While generic medicines are the backbone of the U.S. drug market, making up approximately 90% of prescription volume, they represent a particularly vulnerable segment of the pharmaceutical supply chain. A recent analysis by US Pharmacopeia (USP) found that generics come primarily from India, while the U.S. produces only 12% of the APIs for medicines going to patients domestically.

Last week, the FDA held a public meeting at its White Oak campus in Silver Spring, Maryland and got generally positive feedback from industry stakeholders on its proposed new PreCheck program, designed to lower the regulatory burden on onshoring new pharmaceutical manufacturing facilities in the U.S.

PreCheck, which was launched in August, is part of the FDA’s response to President Donald Trump’s Executive Order 14293 which calls for regulatory relief to promote domestic production of critical medicines.

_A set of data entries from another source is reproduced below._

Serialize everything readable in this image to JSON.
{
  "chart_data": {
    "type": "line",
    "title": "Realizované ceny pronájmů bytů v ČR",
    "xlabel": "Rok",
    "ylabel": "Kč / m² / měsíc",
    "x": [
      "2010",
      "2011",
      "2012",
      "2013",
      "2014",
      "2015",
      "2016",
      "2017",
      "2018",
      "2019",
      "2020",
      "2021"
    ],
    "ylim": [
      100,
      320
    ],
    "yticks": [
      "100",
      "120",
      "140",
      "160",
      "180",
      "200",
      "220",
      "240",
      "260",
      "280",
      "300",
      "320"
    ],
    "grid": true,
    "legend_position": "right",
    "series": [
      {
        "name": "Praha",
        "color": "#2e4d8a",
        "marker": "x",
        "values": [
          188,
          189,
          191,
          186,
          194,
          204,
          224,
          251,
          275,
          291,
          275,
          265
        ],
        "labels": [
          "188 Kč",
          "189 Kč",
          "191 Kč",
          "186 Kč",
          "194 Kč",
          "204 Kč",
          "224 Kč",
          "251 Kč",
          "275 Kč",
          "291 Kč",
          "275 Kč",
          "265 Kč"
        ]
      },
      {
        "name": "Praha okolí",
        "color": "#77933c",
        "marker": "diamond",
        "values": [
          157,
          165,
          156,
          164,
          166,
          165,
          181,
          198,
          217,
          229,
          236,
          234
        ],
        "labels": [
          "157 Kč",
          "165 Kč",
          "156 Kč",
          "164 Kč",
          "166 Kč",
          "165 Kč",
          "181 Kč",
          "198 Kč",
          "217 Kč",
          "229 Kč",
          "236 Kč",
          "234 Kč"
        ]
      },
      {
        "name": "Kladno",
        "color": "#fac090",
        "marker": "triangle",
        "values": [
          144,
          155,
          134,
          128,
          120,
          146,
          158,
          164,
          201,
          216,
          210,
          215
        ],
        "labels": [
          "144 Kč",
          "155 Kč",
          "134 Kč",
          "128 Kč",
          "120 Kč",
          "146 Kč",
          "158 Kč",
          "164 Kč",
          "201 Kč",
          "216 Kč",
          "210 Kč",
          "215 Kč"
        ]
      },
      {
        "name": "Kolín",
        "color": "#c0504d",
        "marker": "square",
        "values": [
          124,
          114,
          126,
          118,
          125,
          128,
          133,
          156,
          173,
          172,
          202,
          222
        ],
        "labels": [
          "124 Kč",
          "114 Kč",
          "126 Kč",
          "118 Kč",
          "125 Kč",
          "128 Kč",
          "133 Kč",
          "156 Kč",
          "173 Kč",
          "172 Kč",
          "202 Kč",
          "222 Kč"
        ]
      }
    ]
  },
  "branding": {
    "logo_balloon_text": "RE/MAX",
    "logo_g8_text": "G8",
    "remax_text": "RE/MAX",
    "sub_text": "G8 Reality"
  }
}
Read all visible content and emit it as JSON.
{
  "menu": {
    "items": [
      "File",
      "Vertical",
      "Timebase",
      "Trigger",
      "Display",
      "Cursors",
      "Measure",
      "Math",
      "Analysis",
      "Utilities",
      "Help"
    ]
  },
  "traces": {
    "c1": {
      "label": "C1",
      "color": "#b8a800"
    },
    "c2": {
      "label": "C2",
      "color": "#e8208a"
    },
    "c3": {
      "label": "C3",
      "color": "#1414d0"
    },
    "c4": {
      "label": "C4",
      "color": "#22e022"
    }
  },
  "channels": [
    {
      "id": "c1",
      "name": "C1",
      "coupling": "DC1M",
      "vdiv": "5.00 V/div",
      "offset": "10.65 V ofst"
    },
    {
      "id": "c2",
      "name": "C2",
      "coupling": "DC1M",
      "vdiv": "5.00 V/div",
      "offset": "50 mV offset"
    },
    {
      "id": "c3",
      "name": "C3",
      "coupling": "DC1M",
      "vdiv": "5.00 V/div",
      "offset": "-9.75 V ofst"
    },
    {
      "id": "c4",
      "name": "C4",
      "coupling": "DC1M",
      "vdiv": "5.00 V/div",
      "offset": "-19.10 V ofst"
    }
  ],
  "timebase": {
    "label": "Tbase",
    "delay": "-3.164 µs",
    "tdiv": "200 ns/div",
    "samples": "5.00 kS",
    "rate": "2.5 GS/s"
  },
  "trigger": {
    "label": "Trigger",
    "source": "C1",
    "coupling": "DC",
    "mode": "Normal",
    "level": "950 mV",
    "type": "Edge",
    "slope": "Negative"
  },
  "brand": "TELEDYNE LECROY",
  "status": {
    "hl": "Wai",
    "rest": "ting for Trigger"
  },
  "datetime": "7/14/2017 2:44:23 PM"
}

The agency’s program takes a two-phase approach to help facilitate new U.S. drug manufacturing facilities.

At last week’s PreCheck meeting, Michael Brinkley, chief quality officer at U.S.-based generic pharmaceutical company PAI Pharma, noted that about 70% of generics and 75% of the APIs come from overseas. On the regulatory front, Brinkley asked that the FDA “look at ways of reducing the timeframes related to the ANDA process.” He said that “as drugs come off patent” and “go into the generics” it’s critical that generic drugmakers have a review process that is “more predictable on getting approvals for these drugs.”  

In announcing its new pilot program for ANDAs, the FDA said that it heard at last week’s PreCheck meeting from several industry stakeholders about how faster reviews could generate additional domestic investment. “This ANDA prioritization pilot represents a further step FDA is taking to incentivize U.S. generic drug manufacturing and testing,” according to the agency.